JudaicaLink

Overview

Scholarly reference works like encyclopediae, glossars, or catalogs function as guides to a scholarly domain and as anchor points and manifestations of scholarly work. On the web of Linked Data, they can take on a key function to interlink resources related to the described concepts. JudaicaLink provides support to publish and interlink existing reference works of the Jewish culture and history as Linked Data.

Here is the link to JudaicaLink.

FID Jewish Studies I to III

The “FID Jewish Studies” is an expert information service (Fachinformationsdienst) for the domain of Jewish studies. This service is developed at the University Library Johann Christian Senckenberg in Frankfurt. WISS takes care of the large-scale data integration and enrichment to contexualize the provided resources and to support innovative retrieval concepts.

Timeline

Phase 1: 2016 - 2019 (FID 1)

Staff: Dr. Maral Dadvar

During the first phase, we developed the base infrastructure for the knowledge graph:

A robust static data catalog (using the plain text formats Markdown, TOML and TTL). The data catalog got published using the Hugo static site generator.
A web frontend for search and data exploration built with Django. The frontend is available under https://labs.judaicalink.org (and integrated with the main static website).
Query and search capabilities based on Apache Fuseki and Elasticsearch.
Modeling of the graph data schema: https://ontology.judaicalink.org

During FID 1, many of the datasets of the current JudaicaLink have been created in ETL processes, starting from heterogenous sources such as Excel files, PDFs, scraping of HTML pages and many more. All data got transformed into RDF Turtle (TTL) files, the canonical data format of JudaicaLink.

The main goal for data integration was provision of and linking to data records of the German National Library (authority files such as the GND) and integration via Entity Facts.
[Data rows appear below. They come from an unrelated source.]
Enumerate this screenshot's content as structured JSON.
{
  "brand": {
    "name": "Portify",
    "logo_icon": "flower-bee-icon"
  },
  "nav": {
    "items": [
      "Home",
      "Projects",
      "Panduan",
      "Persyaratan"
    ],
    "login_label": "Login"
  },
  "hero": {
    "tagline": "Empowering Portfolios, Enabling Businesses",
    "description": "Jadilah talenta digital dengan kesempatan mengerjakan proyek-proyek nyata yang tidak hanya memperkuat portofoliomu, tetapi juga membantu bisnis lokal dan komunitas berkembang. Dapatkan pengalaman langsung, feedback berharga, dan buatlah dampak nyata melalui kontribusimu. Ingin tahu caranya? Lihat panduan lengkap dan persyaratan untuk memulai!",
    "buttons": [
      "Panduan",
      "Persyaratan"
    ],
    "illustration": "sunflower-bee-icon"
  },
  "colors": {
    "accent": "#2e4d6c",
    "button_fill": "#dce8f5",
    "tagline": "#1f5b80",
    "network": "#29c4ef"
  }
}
Here is a poster illustrating the basic concepts:

Phase 2: 2019 - 2022 (FID 2)

Staff: Dr. Marco Rovera, Benjamin Schnabel

During FID 2, the focus was on working with Compact Memory. CM is a newspaper archive mainly from the 19th century, with over one million digitized pages. As part of the FID project, OCR text recognition was added, so that we could perform named entity recognition and a full text search via a large part of the corpus.

Phase 3: 2022 - 2025 (FID 3)

Staff: Benjamin Schnabel

The main goal of FID 3 was the migration of JudaicaLink to Frankfurt and a full integration with the FID portal. Therefore, we had to change our search backend from Elasticsearch to Solr (to harmonize the infrastructure with Frankfurt). The whole infrastructure got containerized and all processes needed to be redefined and reimplemented to work in Frankfurt.

The rationale for this big shift is that the FID funding is ultimately limited to at most 12 years and after the funding, the service has to be maintained by the University Library in Frankfurt. So we will finally hand over JudaicaLink into long-term production. Nevertheless, we plan to still contribute to Judaicalink and probably will also keep Judaicalink Labs in Mannheim for further research projects based on this knowledge graph.

Phase 4?

Yes, we plan to continue our collaboration with Frankfurt during the final phase of the FID funding. Details are not yet fully settled, so stay tuned for further information.